Recycling TV Show Titles

Jericho is the show Levinson & Link were doing shortly before Peter Falk debuted as Columbo: sneaky operatives doing their thing behind enemy lines during WWII, which (a) could’ve worked, but (b) was up against Adam West as Batman.

So, yeah: never had a chance, really.

Anyhow, decades later we got Jericho: the story of folks in a small town in Kansas trying to get by after, y’know, some nuking.

The Invisible Man (1958)
The Invisible Man (1975)
The Invisible Man (1984) (A miniseries based on the novel. The others only used the title.)
The Invisible Man (2000)

I haven’t seen any of these, though.

Hunter was, of course, a long-running cop show with Fred Dryer as the guy who is pretty good at detective work and ridiculously good at pistol marksmanship.

But before that, Hunter was the show with James Franciscus as a counterspy who maintains a cover identity as a rare-book dealer, opposite Linda Evans.

Just stumbled across The Americans from 1961 thanks to IMDb auto-suggest.

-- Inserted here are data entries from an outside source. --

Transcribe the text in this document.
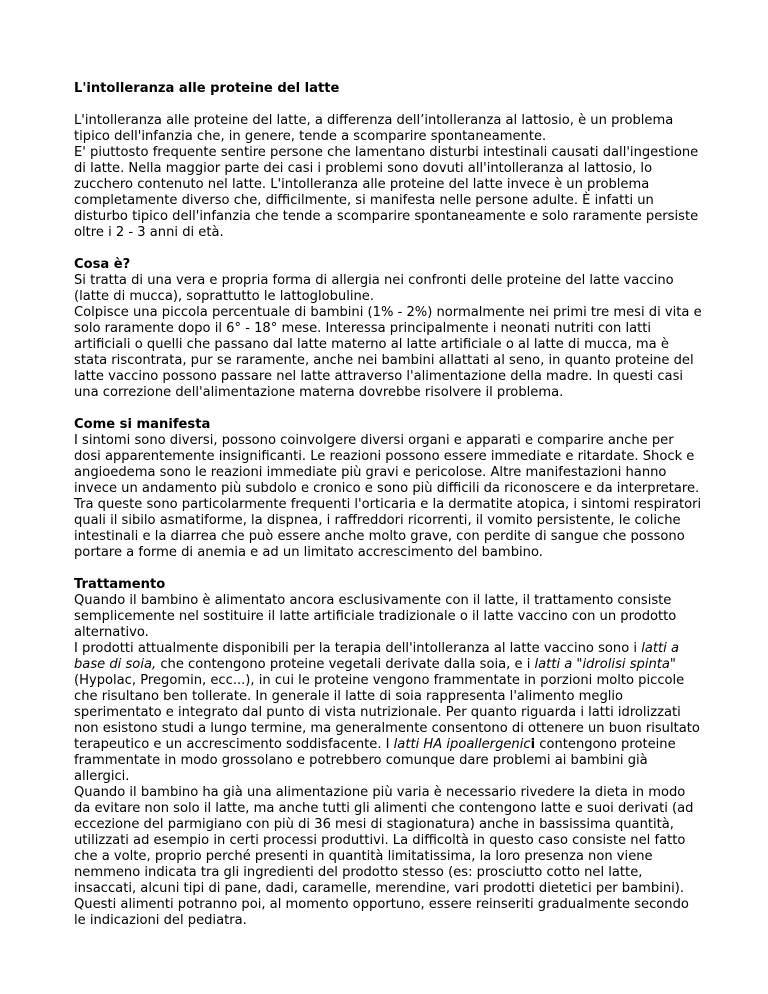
L'intolleranza alle proteine del latte
L'intolleranza alle proteine del latte, a differenza dell’intolleranza al lattosio, è un problema tipico dell'infanzia che, in genere, tende a scomparire spontaneamente.
E' piuttosto frequente sentire persone che lamentano disturbi intestinali causati dall'ingestione di latte. Nella maggior parte dei casi i problemi sono dovuti all'intolleranza al lattosio, lo zucchero contenuto nel latte. L'intolleranza alle proteine del latte invece è un problema completamente diverso che, difficilmente, si manifesta nelle persone adulte. È infatti un disturbo tipico dell'infanzia che tende a scomparire spontaneamente e solo raramente persiste oltre i 2 - 3 anni di età.
Cosa è?
Si tratta di una vera e propria forma di allergia nei confronti delle proteine del latte vaccino (latte di mucca), soprattutto le lattoglobuline.
Colpisce una piccola percentuale di bambini (1% - 2%) normalmente nei primi tre mesi di vita e solo raramente dopo il 6° - 18° mese. Interessa principalmente i neonati nutriti con latti artificiali o quelli che passano dal latte materno al latte artificiale o al latte di mucca, ma è stata riscontrata, pur se raramente, anche nei bambini allattati al seno, in quanto proteine del latte vaccino possono passare nel latte attraverso l'alimentazione della madre. In questi casi una correzione dell'alimentazione materna dovrebbe risolvere il problema.
Come si manifesta
I sintomi sono diversi, possono coinvolgere diversi organi e apparati e comparire anche per dosi apparentemente insignificanti. Le reazioni possono essere immediate e ritardate. Shock e angioedema sono le reazioni immediate più gravi e pericolose. Altre manifestazioni hanno invece un andamento più subdolo e cronico e sono più difficili da riconoscere e da interpretare. Tra queste sono particolarmente frequenti l'orticaria e la dermatite atopica, i sintomi respiratori quali il sibilo asmatiforme, la dispnea, i raffreddori ricorrenti, il vomito persistente, le coliche intestinali e la diarrea che può essere anche molto grave, con perdite di sangue che possono portare a forme di anemia e ad un limitato accrescimento del bambino.
Trattamento
Quando il bambino è alimentato ancora esclusivamente con il latte, il trattamento consiste semplicemente nel sostituire il latte artificiale tradizionale o il latte vaccino con un prodotto alternativo.
I prodotti attualmente disponibili per la terapia dell'intolleranza al latte vaccino sono i latti a base di soia, che contengono proteine vegetali derivate dalla soia, e i latti a "idrolisi spinta" (Hypolac, Pregomin, ecc...), in cui le proteine vengono frammentate in porzioni molto piccole che risultano ben tollerate. In generale il latte di soia rappresenta l'alimento meglio sperimentato e integrato dal punto di vista nutrizionale. Per quanto riguarda i latti idrolizzati non esistono studi a lungo termine, ma generalmente consentono di ottenere un buon risultato terapeutico e un accrescimento soddisfacente. I latti HA ipoallergenici contengono proteine frammentate in modo grossolano e potrebbero comunque dare problemi ai bambini già allergici.
Quando il bambino ha già una alimentazione più varia è necessario rivedere la dieta in modo da evitare non solo il latte, ma anche tutti gli alimenti che contengono latte e suoi derivati (ad eccezione del parmigiano con più di 36 mesi di stagionatura) anche in bassissima quantità, utilizzati ad esempio in certi processi produttivi. La difficoltà in questo caso consiste nel fatto che a volte, proprio perché presenti in quantità limitatissima, la loro presenza non viene nemmeno indicata tra gli ingredienti del prodotto stesso (es: prosciutto cotto nel latte, insaccati, alcuni tipi di pane, dadi, caramelle, merendine, vari prodotti dietetici per bambini). Questi alimenti potranno poi, al momento opportuno, essere reinseriti gradualmente secondo le indicazioni del pediatra.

Had Dobie Gillis’s brother in it and some appearances by John McIntire. Clicking on the full cast link leads to a pretty amazing list of people who appeared in just one episode. Don’t see anyone obvious that appeared on the other The Americans.

Don’t recall this one at all.

was a favorite of mine when it aired: it was set in the Civil War, about two brothers fighting on opposite sides. Favorite episode was called “The War between the states,” one of the few where both brothers appeared together.

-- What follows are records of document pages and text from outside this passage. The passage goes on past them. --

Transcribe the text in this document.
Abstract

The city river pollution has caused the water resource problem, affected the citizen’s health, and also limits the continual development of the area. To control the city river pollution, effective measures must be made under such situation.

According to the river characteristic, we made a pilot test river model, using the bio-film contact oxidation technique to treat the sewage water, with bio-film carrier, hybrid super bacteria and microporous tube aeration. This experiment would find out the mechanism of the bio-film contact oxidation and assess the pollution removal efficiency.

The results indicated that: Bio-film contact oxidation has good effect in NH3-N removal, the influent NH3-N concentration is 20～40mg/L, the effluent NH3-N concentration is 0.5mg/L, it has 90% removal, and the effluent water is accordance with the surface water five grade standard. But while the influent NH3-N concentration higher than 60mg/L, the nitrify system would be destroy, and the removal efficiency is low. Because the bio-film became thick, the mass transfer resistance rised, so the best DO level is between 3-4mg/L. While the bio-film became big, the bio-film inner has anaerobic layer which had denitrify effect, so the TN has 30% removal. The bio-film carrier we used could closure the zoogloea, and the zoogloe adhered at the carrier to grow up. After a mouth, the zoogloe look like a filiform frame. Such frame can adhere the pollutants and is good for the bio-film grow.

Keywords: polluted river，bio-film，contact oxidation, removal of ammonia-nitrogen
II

Thank you. I kept hearing about that new show and I was thinking “didn’t that already come out?”

Police Surgeon, starring Ian Hendry, was a 1960 precursor to The Avengers with Patrick MacNee.

Police Surgeon (AKA*** Dr Simon Locke***) was a Canadian police/medical drama that ran from 1971 through 1974. It starred Sam Groom, who played Jerry the technician in The Time Tunnel (1966–67).

In September of 1975, ABC premiered a variety show hosted by, of all people, Howard Cosell. It was called “Saturday Night Live.”

3 weeks later, “NBC’s Saturday Night” went on the air, and kept that name for two seasons before appropriating the title of Cosell’s short-lived effort.

Considering how quickly Batman went downhill in the 1966-67 season, CBS would have been smart to give Jericho more of a chance.

Walter Koening had a role in the series as a Resistance fighter.